Estou um tanto farto do comportamento de algumas pessoas. Estou cansado dessa neutralidade que afundou de vez o país que ainda estava aprendendo a nadar. O Brasil agora é um gigante sem fôlego. É possível ver sua mão rompendo a superfície. Talvez seja essa a imagem da esperança. Mas, tá difícil, viu? Por quanto tempo nossa esperança ainda aguenta? Tô por aqui com essa galera que não respeita o confinamento, com essa gente que acha que está tudo indo no fluxo da mais perfeita normalidade. Aja naturalmente, vai passar e blábláblá… Basta!

Desculpa, eu não consigo perdoar essa irresponsabilidade social. Você consegue? Eu deveria fazer essa aula de yoga ohmmmmmmmmline? Simmmmmmmm, eu deveria. Eu deveria ser mais amoroso com essa situação? Não, não deveria. Ser amargo, em alguns casos, é o único jeito de preservar meu lado mais amado. Recomendo: Saramago, Ensaio sobre a cegueira. Hoje, Saramago não faria um ensaio, mas uma tetralogia sobre essa cegueira coletiva que se apossou dos olhos, da mente, do coração de toda essa turma. Onde foi parar nossa ternura? (quem souber, manda um direct). 

É preciso dar água ao beija-flor!

A voz de Michele, já desperta, agora me alcança feito uma pequena cobrança. Essa tarefa é sua, ela completa a oração. Essas palavras adoçam minha amargura (armadura?) de tal modo que o pensamento raivoso desaparece em mim.

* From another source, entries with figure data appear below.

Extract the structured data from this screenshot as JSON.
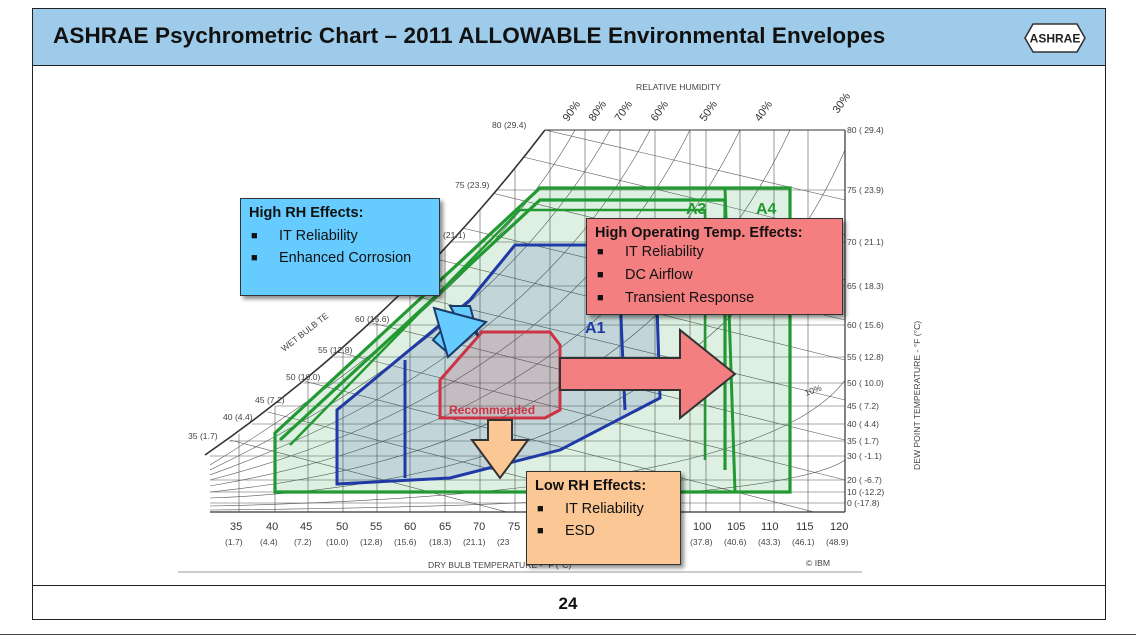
{
  "title": "ASHRAE Psychrometric Chart – 2011 ALLOWABLE Environmental Envelopes",
  "logo_text": "ASHRAE",
  "page_number": "24",
  "chart": {
    "relative_humidity_label": "RELATIVE HUMIDITY",
    "rh_labels": [
      "90%",
      "80%",
      "70%",
      "60%",
      "50%",
      "40%",
      "30%"
    ],
    "rh_low_label": "10%",
    "wet_bulb_label": "WET BULB TE",
    "wet_bulb_ticks": [
      "80 (29.4)",
      "75 (23.9)",
      "(21.1)",
      "60 (15.6)",
      "55 (12.8)",
      "50 (10.0)",
      "45 (7.2)",
      "40 (4.4)",
      "35 (1.7)"
    ],
    "dew_point_ticks": [
      "80 ( 29.4)",
      "75 ( 23.9)",
      "70 ( 21.1)",
      "65 ( 18.3)",
      "60 ( 15.6)",
      "55 ( 12.8)",
      "50 ( 10.0)",
      "45 ( 7.2)",
      "40 ( 4.4)",
      "35 ( 1.7)",
      "30 ( -1.1)",
      "20 ( -6.7)",
      "10 (-12.2)",
      "0 (-17.8)"
    ],
    "dew_point_axis_label": "DEW POINT TEMPERATURE - °F (°C)",
    "dry_bulb_ticks_f": [
      "35",
      "40",
      "45",
      "50",
      "55",
      "60",
      "65",
      "70",
      "75",
      "",
      "",
      "",
      "",
      "",
      "100",
      "105",
      "110",
      "115",
      "120"
    ],
    "dry_bulb_ticks_c": [
      "(1.7)",
      "(4.4)",
      "(7.2)",
      "(10.0)",
      "(12.8)",
      "(15.6)",
      "(18.3)",
      "(21.1)",
      "(23",
      "",
      "",
      "",
      "",
      "",
      "(37.8)",
      "(40.6)",
      "(43.3)",
      "(46.1)",
      "(48.9)"
    ],
    "dry_bulb_axis_label": "DRY BULB TEMPERATURE - °F (°C)",
    "copyright": "© IBM",
    "envelopes": {
      "a1": "A1",
      "a3": "A3",
      "a4": "A4",
      "recommended": "Recommended"
    }
  },
  "callouts": {
    "high_rh": {
      "title": "High RH Effects:",
      "items": [
        "IT Reliability",
        "Enhanced Corrosion"
      ],
      "color": "#66ccff"
    },
    "high_temp": {
      "title": "High Operating Temp. Effects:",
      "items": [
        "IT Reliability",
        "DC Airflow",
        "Transient Response"
      ],
      "color": "#f47f81"
    },
    "low_rh": {
      "title": "Low RH Effects:",
      "items": [
        "IT Reliability",
        "ESD"
      ],
      "color": "#fac795"
    }
  },
  "colors": {
    "title_bar": "#9dcbe9",
    "a4_envelope": "#229933",
    "a1_envelope": "#1f3aa6",
    "recommended": "#cc3344"
  }
}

Como tentativa de ajudar na minha organização, ela me dá dicas de como usar de forma produtiva todas as funções do Google Agenda. É lembrete. É cor. É aviso 30 minutos antes. É alarme faltando 5 minutos. Afinal, o beija-flor não pode ficar sem água. Sem mágoa, amiguinho. Sem mágoa. 

Sim, é uma tarefa simples. Os cuidados mais necessários são essencialmente simples. A gente é que sempre tenta dificultar o que sente.

Portanto, amados leitores, amadas leitoras, eis um spoilerzinho da minha agenda:

        Trocar a água do beija-flor, todos os dias antes das 9h;

Lembrete: Coloque 2 colheres de sopa rasas de açúcar para aproximadamente 100ml de água filtrada. A solução (água e açúcar) deve ser trocada diariamente e os bebedouros precisam ser higienizadas todos os diasCheck.

Michele tem luz no que diz. Mas isso eu já disse antes. Se o timbre da Michele fosse a voz do Waze, o mundo seguiria para um destino melhor. Acho que a ternura mora em algum lugar bem perto das suas cordas vocais. A gente deveria ouvi-la mais vezes. E jamais silenciá-la.